Только одних свидетелей было вызвано около ста человек, да нужно было опросить еще столько подсудимых...
После отлично организованного Нюрнбергского процесса процесс в Дахау на первых порах мне показался серым, слабо подготовленным. Но чем больше я втягивался в него, тем меньше оставалось во мне скептицизма. Американские юристы делали все от них зависящее, чтобы раскрыть еще одну трагедию, которую пережили народы, подвергшиеся гитлеровскому нашествию. Здесь не исследовались общие политические проблемы, разоблачающие конечные цели тех, кто начал войну, кто организовал истребление миллионов людей, дабы осуществить свое господство над миром, зато широко и подробно раскрывалась механика уничтожения сотен тысяч узников фашизма.
Подсудимым были предоставлены все юридические гарантии: каждый имел адвоката, неограниченное право задавать вопросы, истребовать документы, знакомиться в любой стадии судебного заседания с материалами суда. Этому способствовала четкая работа секретариата — стенограмма допроса изготавливалась в ходе процесса, и судьи не повторяли вопросов — их при надобности зачитывали по стенограмме секретари.

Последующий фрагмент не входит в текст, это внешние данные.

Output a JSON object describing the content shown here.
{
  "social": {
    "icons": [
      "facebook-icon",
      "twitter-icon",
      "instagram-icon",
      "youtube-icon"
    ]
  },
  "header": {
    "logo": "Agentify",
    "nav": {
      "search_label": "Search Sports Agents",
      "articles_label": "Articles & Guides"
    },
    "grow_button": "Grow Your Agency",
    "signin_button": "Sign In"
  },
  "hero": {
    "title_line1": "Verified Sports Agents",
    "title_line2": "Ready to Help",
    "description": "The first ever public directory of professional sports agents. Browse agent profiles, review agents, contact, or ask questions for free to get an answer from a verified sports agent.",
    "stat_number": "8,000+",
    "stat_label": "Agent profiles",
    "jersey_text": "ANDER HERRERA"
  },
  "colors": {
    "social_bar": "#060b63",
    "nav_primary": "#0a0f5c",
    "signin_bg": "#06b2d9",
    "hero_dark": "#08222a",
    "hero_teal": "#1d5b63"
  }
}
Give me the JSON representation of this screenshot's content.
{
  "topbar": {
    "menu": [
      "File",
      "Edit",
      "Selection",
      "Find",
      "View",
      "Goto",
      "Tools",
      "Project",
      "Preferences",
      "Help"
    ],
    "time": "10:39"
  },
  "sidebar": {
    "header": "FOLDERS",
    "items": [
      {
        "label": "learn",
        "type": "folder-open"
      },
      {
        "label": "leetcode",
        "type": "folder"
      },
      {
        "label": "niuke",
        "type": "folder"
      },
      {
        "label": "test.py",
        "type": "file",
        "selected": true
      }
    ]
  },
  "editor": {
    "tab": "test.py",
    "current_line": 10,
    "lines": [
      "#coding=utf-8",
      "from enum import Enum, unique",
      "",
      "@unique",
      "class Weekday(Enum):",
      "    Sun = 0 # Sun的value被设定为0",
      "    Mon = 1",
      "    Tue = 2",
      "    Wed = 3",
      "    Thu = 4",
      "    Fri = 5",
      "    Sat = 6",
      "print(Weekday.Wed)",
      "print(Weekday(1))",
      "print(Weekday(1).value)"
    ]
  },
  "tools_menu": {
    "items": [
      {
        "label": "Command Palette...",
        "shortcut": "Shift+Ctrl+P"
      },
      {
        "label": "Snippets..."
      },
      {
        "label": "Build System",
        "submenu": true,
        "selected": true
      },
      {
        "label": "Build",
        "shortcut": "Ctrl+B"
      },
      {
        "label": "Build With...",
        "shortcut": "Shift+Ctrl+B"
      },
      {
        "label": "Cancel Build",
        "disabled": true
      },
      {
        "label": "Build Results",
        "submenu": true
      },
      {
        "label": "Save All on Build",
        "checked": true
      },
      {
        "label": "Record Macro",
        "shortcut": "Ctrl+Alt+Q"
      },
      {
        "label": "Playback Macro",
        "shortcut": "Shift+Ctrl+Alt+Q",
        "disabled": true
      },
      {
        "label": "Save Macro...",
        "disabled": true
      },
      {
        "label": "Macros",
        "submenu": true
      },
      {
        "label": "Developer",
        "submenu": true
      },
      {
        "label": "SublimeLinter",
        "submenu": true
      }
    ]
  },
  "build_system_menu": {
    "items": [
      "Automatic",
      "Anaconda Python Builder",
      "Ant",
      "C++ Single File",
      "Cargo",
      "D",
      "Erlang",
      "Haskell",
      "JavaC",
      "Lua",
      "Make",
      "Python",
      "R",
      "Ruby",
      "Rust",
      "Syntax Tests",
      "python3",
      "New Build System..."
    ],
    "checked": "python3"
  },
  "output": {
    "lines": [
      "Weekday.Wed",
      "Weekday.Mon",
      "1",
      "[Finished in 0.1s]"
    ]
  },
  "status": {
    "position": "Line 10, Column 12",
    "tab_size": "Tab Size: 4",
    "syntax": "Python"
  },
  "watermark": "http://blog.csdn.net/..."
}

Для удобства работы суда каждый подсудимый имел свой номер, который в виде бирки одевался на грудь перед началом каждого заседания. Это позволяло свидетелям, дававшим показания, легко находить преступника, о котором шла речь. Обычно это происходило так: судьи спрашивали дающего показания: «Вы сможете узнать среди подсудимых то лицо, о котором говорите?» Свидетель, оглядев скамью подсудимых, отвечал: «Да, это был врач, у него номер 12».
В суде были допрошены свидетели — бывшие заключенные лагерей Дахау и Маутхаузен: чехи, австрийцы, французы, поляки, румыны, немцы. Среди них — ученые, работники министерств, учителя, судьи, адвокаты, врачи и даже начальник государственной полиции Вены Кайхоз Франц. Не было вызвано в суд ни одного советского гражданина. Когда мы спросили о причинах этого у обвинителей, они ответили, «что долго искали русских узников, но они, к сожалению, были почти все умерщвлены, а на тех, кто остался жив, не сохранилось никаких данных, поскольку администрации лагерей, чтобы скрыть акцию по уничтожению русских узников, сожгли все списки на них... Те же, кто случайно уцелел и остался жив, бежали навстречу Красной Армии».
Процесс начинался в девять часов утра и продолжался до шестнадцати с перерывом на один час.
Через мои руки прошла не одна сотня уголовных дел о злодеяниях фашистских захватчиков. Не одна сотня «рыцарей-садистов», развращенных палачей, потерявших людской облик, сидела передо мной на следственной скамье. И каждый раз, выслушав их показания, я уходил из следственной комнаты с таким чувством, будто у меня оторвали кусок сердца... Это состояние не покидало меня в Нюрнберге, не покидало и в Дахау. Почти два месяца шёл процесс, и не раз болезненно сжималось сердце, словно пытали не узника, а тебя самого...
Каждый допрошенный в Дахау свидетель заслуживает того, чтобы подробнее рассказать о его судьбе. Но разве это возможно?
Послушаем только некоторых...
К следственному пульту судья пригласил свидетеля Владимира Бушека. Он подходит медленно, робко оглядывается на скамью подсудимых, где сидят его вчерашние мучители, и мне кажется, что он даже здесь их страшится: не сорвутся ли эти псы с цепей, на которые их посадили.
Бушек сед и все еще болезненно бледен. У него заметно трясутся руки.
— Кем вы были до заключения вас в лагерь?
— Профессором юридического факультета Карлова университета в Праге.
— Вы чех?
— Да.
— Сколько времени вы пробыли в лагере?
— Я был арестован в декабре 1942 года и находился в лагере до освобождения, то есть до прихода американской армии. Перед вступлением войск мы вместе с русскими восстали и несколько дней держали лагерь в своих руках.
— Вас в лагере били?
— Меня в лагере истязали. После ареста нас, большую группу чехов, доставили в лагерь Маутхаузен. Все это были ученые, никто из нас не был коммунистом и не состоял ни в какой партии. Еще в дороге нас подвергли тяжелым избиениям, а двух профессоров — одного еврея и одного чеха — убили палками. Чеху был 71 год. В лагере комендант нас предупредил: «Вы прибыли, чтобы получить свободу через труд, но вы можете получить через труд и смерть». То же нам сказал врач Крепс, он сейчас здесь на скамье подсудимых, его номер 33.
Я взглянул на Крепса. Тот сидел съежившись, вобрав голову в плечи.